Она вынула у него пальчиками из губ недокуренную сигарету, бросила на паркет.
— Ты дура!.. будет же пожар…
— Пожар уже случился. Все уже сгорело. Моя жизнь сгорела. Да, я куплю картину у тебя. Конечно, куплю. У меня весь мой дом там, в Токио, завешен старинной живописью, старыми мастерами… У меня денег здесь, дома, нет… все деньги на счету… я сниму… мы вместе пойдем, утром… да, да, оставляй картину здесь, да, я покупаю ее, да…
Она подняла с полу Митин окурок, схватила с журнального столика зажигалку, всунула в губы, вдохнула едкий дым. По ее щекам текли, текли мерцающие красные, как кровь, в свете бумажного фонаря, обильные слезы.
Они спали долго. Отсыпались после любви. Они не спали обнявшись. Они спали странно и горько: Митя — отвернувшись к стене, по которой, на полочках и подставочках, были в изобилии рассажены куклы в шелковых кимоно, с огромными бантами на загривках, Анна — поперек широкой кровати, свесив одну ногу вниз, уткнув черноволосую стриженую голову Мите под мышку. Проснувшись, они не знали, что делать. Снова любить друг друга?.. Митя неловко сунулся к ней. Она припала было к нему, обожгла губами, потом отпрянула, сухо бросила: ты получишь свой миллион. Он нервно засмеялся. Все просходящее все больше казалось ему бредом.
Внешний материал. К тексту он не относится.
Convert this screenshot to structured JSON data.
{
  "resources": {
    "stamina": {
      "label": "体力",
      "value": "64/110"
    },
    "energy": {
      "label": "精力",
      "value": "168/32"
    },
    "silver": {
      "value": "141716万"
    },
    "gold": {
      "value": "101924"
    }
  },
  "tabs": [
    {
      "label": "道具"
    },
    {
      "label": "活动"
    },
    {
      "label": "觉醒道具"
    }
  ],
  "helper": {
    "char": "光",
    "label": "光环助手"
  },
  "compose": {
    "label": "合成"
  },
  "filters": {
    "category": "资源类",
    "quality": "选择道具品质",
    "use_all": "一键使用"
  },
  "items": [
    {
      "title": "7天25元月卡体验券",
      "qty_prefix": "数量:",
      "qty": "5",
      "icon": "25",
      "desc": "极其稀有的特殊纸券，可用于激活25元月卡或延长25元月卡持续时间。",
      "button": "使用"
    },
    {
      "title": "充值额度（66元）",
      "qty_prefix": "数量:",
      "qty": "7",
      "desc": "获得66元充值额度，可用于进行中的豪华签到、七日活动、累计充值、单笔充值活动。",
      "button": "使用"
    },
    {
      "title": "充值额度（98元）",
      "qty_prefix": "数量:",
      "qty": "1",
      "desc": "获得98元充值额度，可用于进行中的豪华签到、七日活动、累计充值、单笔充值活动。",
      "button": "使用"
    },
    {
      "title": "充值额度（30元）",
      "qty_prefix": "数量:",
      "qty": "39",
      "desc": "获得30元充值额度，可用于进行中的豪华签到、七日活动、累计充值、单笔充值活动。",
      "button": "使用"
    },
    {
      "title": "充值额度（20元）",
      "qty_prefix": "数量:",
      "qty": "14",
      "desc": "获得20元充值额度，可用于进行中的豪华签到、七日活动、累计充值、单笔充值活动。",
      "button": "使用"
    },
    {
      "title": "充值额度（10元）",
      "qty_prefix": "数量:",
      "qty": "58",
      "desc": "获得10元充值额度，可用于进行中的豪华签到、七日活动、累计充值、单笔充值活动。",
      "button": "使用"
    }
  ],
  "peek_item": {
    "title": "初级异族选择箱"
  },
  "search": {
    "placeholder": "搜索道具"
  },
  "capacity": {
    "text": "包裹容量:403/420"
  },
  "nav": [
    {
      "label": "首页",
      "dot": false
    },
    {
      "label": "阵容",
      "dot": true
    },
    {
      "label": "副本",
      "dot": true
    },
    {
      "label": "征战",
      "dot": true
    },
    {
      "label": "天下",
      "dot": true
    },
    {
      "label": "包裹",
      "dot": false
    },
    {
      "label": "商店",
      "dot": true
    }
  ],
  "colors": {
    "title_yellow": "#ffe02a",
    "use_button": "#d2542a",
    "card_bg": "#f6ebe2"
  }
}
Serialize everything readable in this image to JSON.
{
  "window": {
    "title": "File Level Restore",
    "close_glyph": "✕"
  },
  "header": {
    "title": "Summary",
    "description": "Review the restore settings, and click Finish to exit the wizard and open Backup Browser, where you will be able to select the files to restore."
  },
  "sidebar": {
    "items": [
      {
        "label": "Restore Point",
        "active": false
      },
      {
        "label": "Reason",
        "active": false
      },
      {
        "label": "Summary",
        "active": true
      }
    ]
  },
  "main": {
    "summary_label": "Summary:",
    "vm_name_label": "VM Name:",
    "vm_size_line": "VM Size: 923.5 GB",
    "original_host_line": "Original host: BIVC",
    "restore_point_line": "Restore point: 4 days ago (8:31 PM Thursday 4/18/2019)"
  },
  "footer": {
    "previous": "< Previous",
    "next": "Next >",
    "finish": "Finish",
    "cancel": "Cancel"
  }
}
Вот сейчас кончится сон, и он проснется в своей прокуренной каморе, и Флюр Сапбухов будет стоять над ним, как Командор, и заунывно канючить: ну вот, ты проспал, ты надрался и проспал, а Рамиль опять за тебя все вычистил, к лешему, и сдал участок!.. Он натянул джинсы и уселся за стол. Мадам Канда оттаяла, заботливо кормила его, наливала ему в чашечку горячий кофе, подливала из молочника сливки. Так вот как завтракают в богатых домах, изумлялся он, глотая неземную еду. И, если у него будет теперь на счету миллион — как же, держи карман шире!.. так и будет у тебя, дурень Морозов, и счет, и миллион!.. — он тоже будет есть по утрам такую еду. Бред! Никогда такой еды он есть не будет. Как пристально, тоскливо глядит на него мадам!
— Анна, Анна…
— Ешь, ешь…
Когда он ел, жадно глотал, быстро жуя, обозревал великолепье стола радостно-потрясенно, как ребенок в волшебной пещере, она опять не могла сдержать слез. Господи, молилась она беззвучно, сделай так, чтоб он больше никогда не стал нищим. Чтоб он не промотал, не прожег, не потерял, не проиграл те деньги, что я ему дам сегодня. Картина стоит миллиона баксов. Сколько стоит ее безумная, глупая любовь, вспыхнувшая на старости лет к этому наглому бедному юнцу, что жрет сейчас ее еду, зыркая глазами по столу — чего бы тут еще стащить, отправить в голодный рот, что он еще не попробовал?!.. Теперь ты будешь пробовать все, мальчик. Теперь ты будешь жить. А она полетит ближайшим рейсом в Токио. И будет умирать. Разлука убивает новорожденное чувство. И деньги тоже. Она заплатит ему за эту ночь, как платят жиголо. Она заплатит ему миллион.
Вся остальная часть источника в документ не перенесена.